In an age before texting and mobile phones, I found a house phone at the reception hall hosting the prom and called Jim at home. It must have been nearly 10 pm. Crestfallen, I admitted to him that I had forgotten my camera at a friend’s house. That I had let him down.
Jim never hesitated. He told me to relax, to forget about it, to enjoy the prom. He had some ideas on where he might get photos for the yearbook. But the main thing was for me to forget it and enjoy myself.
A few minutes later, my friend’s dad who had hosted the pre-prom party showed up with the camera. I asked my date if she could excuse me for a few minutes and shot a quick roll of film of my classmates—all shots that wound up in the yearbook.
In a meta-analysis of more than 170 mentoring studies, Eby, Allen, and colleagues1 found several factors correlated with impactful mentoring relationships.
The researchers found strong, but independent, effects of two kinds of support: instrumental support and psychosocial support. Instrumental support is technical; the mentor teaches a skill and gives you assignments to practice that skill. Psychosocial is personal and emotional; the mentor provides you emotional support, counseling, acceptance, and friendship. Mediating all of these is the quality of the connection between the two people. Among their most powerful antecedents—more than race and gender—was similarity of interest and disposition between the two.
The authors wrote: “proteges2 who perceived greater instrumental support, psychosocial support, and higher relationship quality also reported higher situational satisfaction” with their mentorships.
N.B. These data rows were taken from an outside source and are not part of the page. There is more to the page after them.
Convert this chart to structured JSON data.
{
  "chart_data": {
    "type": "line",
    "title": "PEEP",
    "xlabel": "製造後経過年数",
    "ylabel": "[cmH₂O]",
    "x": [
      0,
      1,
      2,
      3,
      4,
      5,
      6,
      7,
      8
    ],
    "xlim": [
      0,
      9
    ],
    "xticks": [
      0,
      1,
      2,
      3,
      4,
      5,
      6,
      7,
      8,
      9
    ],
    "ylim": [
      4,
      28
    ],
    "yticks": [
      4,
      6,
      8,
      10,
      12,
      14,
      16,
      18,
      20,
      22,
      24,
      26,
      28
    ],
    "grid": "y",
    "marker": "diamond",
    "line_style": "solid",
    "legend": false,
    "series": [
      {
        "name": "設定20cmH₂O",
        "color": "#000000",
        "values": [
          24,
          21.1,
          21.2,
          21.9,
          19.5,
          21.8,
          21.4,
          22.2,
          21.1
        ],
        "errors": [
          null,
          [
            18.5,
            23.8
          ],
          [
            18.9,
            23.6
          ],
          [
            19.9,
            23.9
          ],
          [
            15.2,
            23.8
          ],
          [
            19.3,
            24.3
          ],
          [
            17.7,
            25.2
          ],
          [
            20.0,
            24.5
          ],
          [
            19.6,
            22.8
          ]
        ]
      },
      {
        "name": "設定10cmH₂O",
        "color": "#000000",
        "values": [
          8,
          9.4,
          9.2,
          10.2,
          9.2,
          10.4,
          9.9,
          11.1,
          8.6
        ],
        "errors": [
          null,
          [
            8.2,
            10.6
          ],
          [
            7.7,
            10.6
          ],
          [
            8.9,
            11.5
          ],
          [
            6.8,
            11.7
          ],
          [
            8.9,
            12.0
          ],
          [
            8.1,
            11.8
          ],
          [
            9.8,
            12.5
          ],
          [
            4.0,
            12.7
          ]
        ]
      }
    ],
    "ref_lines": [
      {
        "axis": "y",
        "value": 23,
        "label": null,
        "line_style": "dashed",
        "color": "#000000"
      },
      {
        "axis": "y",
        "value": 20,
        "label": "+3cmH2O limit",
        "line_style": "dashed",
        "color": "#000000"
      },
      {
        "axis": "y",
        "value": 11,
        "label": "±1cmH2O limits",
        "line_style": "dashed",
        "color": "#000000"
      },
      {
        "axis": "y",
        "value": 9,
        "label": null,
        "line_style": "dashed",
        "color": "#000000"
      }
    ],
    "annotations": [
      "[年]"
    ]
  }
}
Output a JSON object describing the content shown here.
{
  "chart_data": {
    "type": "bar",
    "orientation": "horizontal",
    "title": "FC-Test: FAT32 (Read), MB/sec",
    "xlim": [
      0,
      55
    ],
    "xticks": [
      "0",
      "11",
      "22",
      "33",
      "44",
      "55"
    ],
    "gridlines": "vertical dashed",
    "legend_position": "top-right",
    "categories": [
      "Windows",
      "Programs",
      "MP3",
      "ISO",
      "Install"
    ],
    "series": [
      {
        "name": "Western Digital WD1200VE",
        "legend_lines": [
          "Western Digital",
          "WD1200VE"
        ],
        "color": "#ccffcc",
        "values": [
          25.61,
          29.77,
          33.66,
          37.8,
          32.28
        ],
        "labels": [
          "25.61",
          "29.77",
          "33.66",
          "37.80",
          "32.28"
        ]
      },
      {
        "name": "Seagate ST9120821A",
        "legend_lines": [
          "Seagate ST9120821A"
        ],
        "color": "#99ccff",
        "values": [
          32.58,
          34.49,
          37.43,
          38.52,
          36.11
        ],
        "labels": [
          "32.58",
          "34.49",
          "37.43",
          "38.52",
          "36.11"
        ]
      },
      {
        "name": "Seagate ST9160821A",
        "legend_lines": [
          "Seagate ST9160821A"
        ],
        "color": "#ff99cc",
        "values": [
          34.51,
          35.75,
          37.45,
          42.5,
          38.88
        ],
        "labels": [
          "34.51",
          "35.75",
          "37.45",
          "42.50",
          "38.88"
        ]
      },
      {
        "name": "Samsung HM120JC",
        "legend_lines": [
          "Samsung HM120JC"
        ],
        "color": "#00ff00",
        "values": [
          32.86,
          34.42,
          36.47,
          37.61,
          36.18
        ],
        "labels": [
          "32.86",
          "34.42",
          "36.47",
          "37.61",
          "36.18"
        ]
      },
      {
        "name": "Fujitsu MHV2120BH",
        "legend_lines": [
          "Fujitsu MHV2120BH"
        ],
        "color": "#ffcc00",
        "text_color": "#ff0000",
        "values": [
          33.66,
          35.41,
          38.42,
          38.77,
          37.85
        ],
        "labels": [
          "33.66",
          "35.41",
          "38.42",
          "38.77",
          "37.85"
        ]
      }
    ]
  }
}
In other words, if the mentorship is a good match, and the mentor supports the mentee with a skill or trade—like photography—and affirmation—like confidence in you to do an important job, and reassurance if you don’t get it right—that has a powerful impact on mentees.
Looking back on my time knowing Jim, I can see some of these elements clearly:
Frequent contact: It was important for us to see each other in the hallway, but just as important for me to take the opportunity to stop by the darkroom when I could.
Technical skills: The instrumental support—learning photography—was partly about the skill and partly about building general confidence that I could learn something and be trusted to do it. It also likely helped that, as two men, our regular communication was around an activity.
Psychosocial support: Getting more confident with the skill of photography was helpful, but would have been less impactful if Jim didn’t also convey important lessons, like that a person is more than their mistakes.
Over the course of my senior year, I learned something new, mostly, that I could learn something new. I learned that I had a role to play in this learning, in part by reaching out and maintaining contact with an adult who was willing to teach and trust me with important jobs or a fancy camera. But I also learned that part of that growth was making mistakes, and not being initially good at something. And a good mentor let me know it was ok not to be good right away, and that I was first and foremost a human being who was learning—and someone worth teaching.
Eby, L. T. D. T., Allen, T. D., Hoffman, B. J., Baranik, L. E., Sauer, J. B., Baldwin, S., ... & Evans, S. C. (2013). An interdisciplinary meta-analysis of the potential antecedents, correlates, and consequences of protégé perceptions of mentoring. Psychological bulletin, 139(2), 441.
Some researchers use the term protege to refer to mentees, or the more junior partner in the mentorship.